Middleburg, Virginia

YEAR OPENED: 1728

OWNER: The Reuter Family

CUISINE: American

AVERAGE CHECK: $31 to $60

Known as the nation’s “horse and hunt capital,” Middleburg, Virginia, has attracted visitors from all over the country for centuries. Even before the town was established in 1787, it was the site of The Red Fox Inn and Tavern, which opened in 1728 under the name Chinn’s Ordinary. Set in a stone building in the heart of Middleburg, The Red Fox has been owned and operated by three generations of the Reuter family. Throughout its history, notable politicians and celebrities have dined here, including John F. Kennedy, Jacqueline Kennedy Onassis, Elizabeth Taylor, Paul Newman, and Tom Cruise.

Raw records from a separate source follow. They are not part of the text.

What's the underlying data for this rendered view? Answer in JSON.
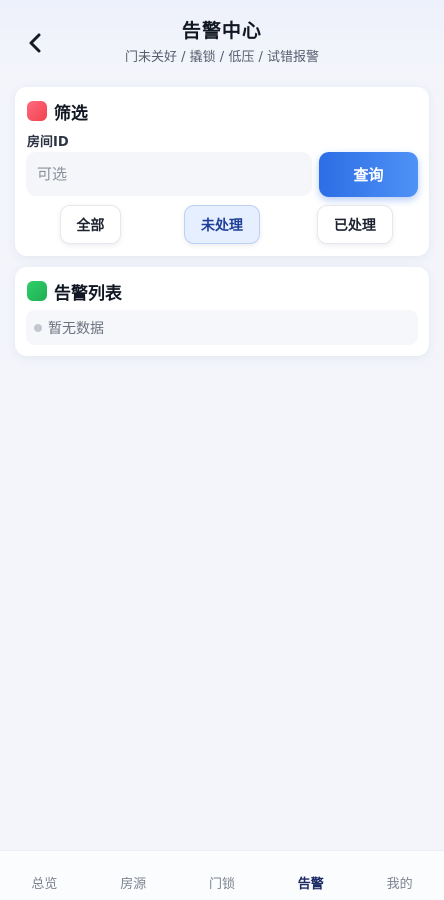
{
  "header": {
    "title": "告警中心",
    "subtitle": "门未关好 / 撬锁 / 低压 / 试错报警",
    "back_icon": "chevron-left-icon"
  },
  "filter": {
    "heading": "筛选",
    "heading_color": "#f2414f",
    "room_label": "房间ID",
    "room_value": "",
    "room_placeholder": "可选",
    "query_label": "查询",
    "query_color": "#2d6de6",
    "segments": [
      {
        "label": "全部",
        "active": false
      },
      {
        "label": "未处理",
        "active": true
      },
      {
        "label": "已处理",
        "active": false
      }
    ]
  },
  "alarm_list": {
    "heading": "告警列表",
    "heading_color": "#1fae52",
    "empty_text": "暂无数据"
  },
  "tabbar": {
    "items": [
      {
        "label": "总览",
        "active": false
      },
      {
        "label": "房源",
        "active": false
      },
      {
        "label": "门锁",
        "active": false
      },
      {
        "label": "告警",
        "active": true
      },
      {
        "label": "我的",
        "active": false
      }
    ],
    "active_color": "#1c2a66"
  }
}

During the Civil War, The Red Fox was used by the Confederacy, and the pine bar was even used as an operating table for wounded soldiers who were cared for in the tavern rooms. A menu staple throughout its history has been the Virginia Peanut Soup, and other dishes include the popular signature crab cakes served with goat cheese grits, spinach, and cauliflower gratin with a lemon caper cream sauce. 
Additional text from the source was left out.